Last updated: Wednesday, 24-Mar-1999 23:32:10 EET
The vulnerability was analyzed by:
The insufficient bound checking may make possible executing abitary code on end systems. This "stack-mashing" has been popular as there are many exteded privileged programs and servers where are some errors in bounds checking.
If we succeed to execute abitary code, we can gain access to something we could not normally reach.
To be successful, we must be able to connect ftp servers. The second precondition is that there is some error in bounds checking in the ftp server program.
The attack can be launced from any location where we can make connections to the server. Finding the right location for the shell code can be tricky, but it is much easier if we can run debugger on the server - so we must have similar system on which to test on.
The unsuccesfull attacks can be spotted from the log enties; there can be some stange parameters. If attack has been successful and the intruider can clean all evidence the detection can be more difficult.
Storing logs on extrimeny well protected delicated machine can be for great help in detecting and tracing back the attack.

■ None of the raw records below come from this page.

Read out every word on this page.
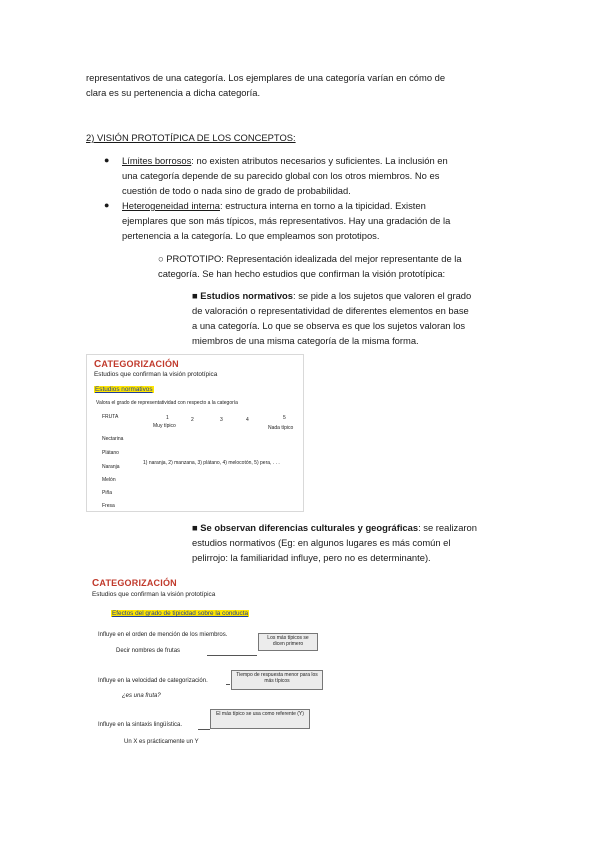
representativos de una categoría. Los ejemplares de una categoría varían en cómo de
clara es su pertenencia a dicha categoría.
2) VISIÓN PROTOTÍPICA DE LOS CONCEPTOS:
● Límites borrosos: no existen atributos necesarios y suficientes. La inclusión en
una categoría depende de su parecido global con los otros miembros. No es
cuestión de todo o nada sino de grado de probabilidad.
● Heterogeneidad interna: estructura interna en torno a la tipicidad. Existen
ejemplares que son más típicos, más representativos. Hay una gradación de la
pertenencia a la categoría. Lo que empleamos son prototipos.
○ PROTOTIPO: Representación idealizada del mejor representante de la
categoría. Se han hecho estudios que confirman la visión prototípica:
■ Estudios normativos: se pide a los sujetos que valoren el grado
de valoración o representatividad de diferentes elementos en base
a una categoría. Lo que se observa es que los sujetos valoran los
miembros de una misma categoría de la misma forma.
CATEGORIZACIÓN
Estudios que confirman la visión prototípica
Estudios normativos
Valora el grado de representatividad con respecto a la categoría
FRUTA	1	2	3	4	5
Muy típico	Nada típico
Nectarina
Plátano
Naranja
Melón
Piña
Fresa
1) naranja, 2) manzana, 3) plátano, 4) melocotón, 5) pera, . . .
■ Se observan diferencias culturales y geográficas: se realizaron
estudios normativos (Eg: en algunos lugares es más común el
pelirrojo: la familiaridad influye, pero no es determinante).
CATEGORIZACIÓN
Estudios que confirman la visión prototípica
Efectos del grado de tipicidad sobre la conducta
Influye en el orden de mención de los miembros.
Decir nombres de frutas
Los más típicos se dicen primero
Influye en la velocidad de categorización.
¿es una fruta?
Tiempo de respuesta menor para los más típicos
Influye en la sintaxis lingüística.
Un X es prácticamente un Y
El más típico se usa como referente (Y)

The best protection against this attack is to make sure that there is no errors in bound checking in the server program. In some cases the front end on firewall has been filtered too long arguments.
The server programs were tested with a program which sent abitary long commands to the server. The server process was simultaniously monitored with a tool (strace, truss, gdb). This cannot find any complicated overflows, as one described below
The Solaris 2.5 ftp server failed with segment violation on those tests; because there were no debugger that could attach to a running process it was not possible to study this further.
For the wu-2.4.2-academ[BETA-18] server (on RedHat Linux 5.2) there exists an exploit which enables root access if the account (even anonymous) can write on some directory.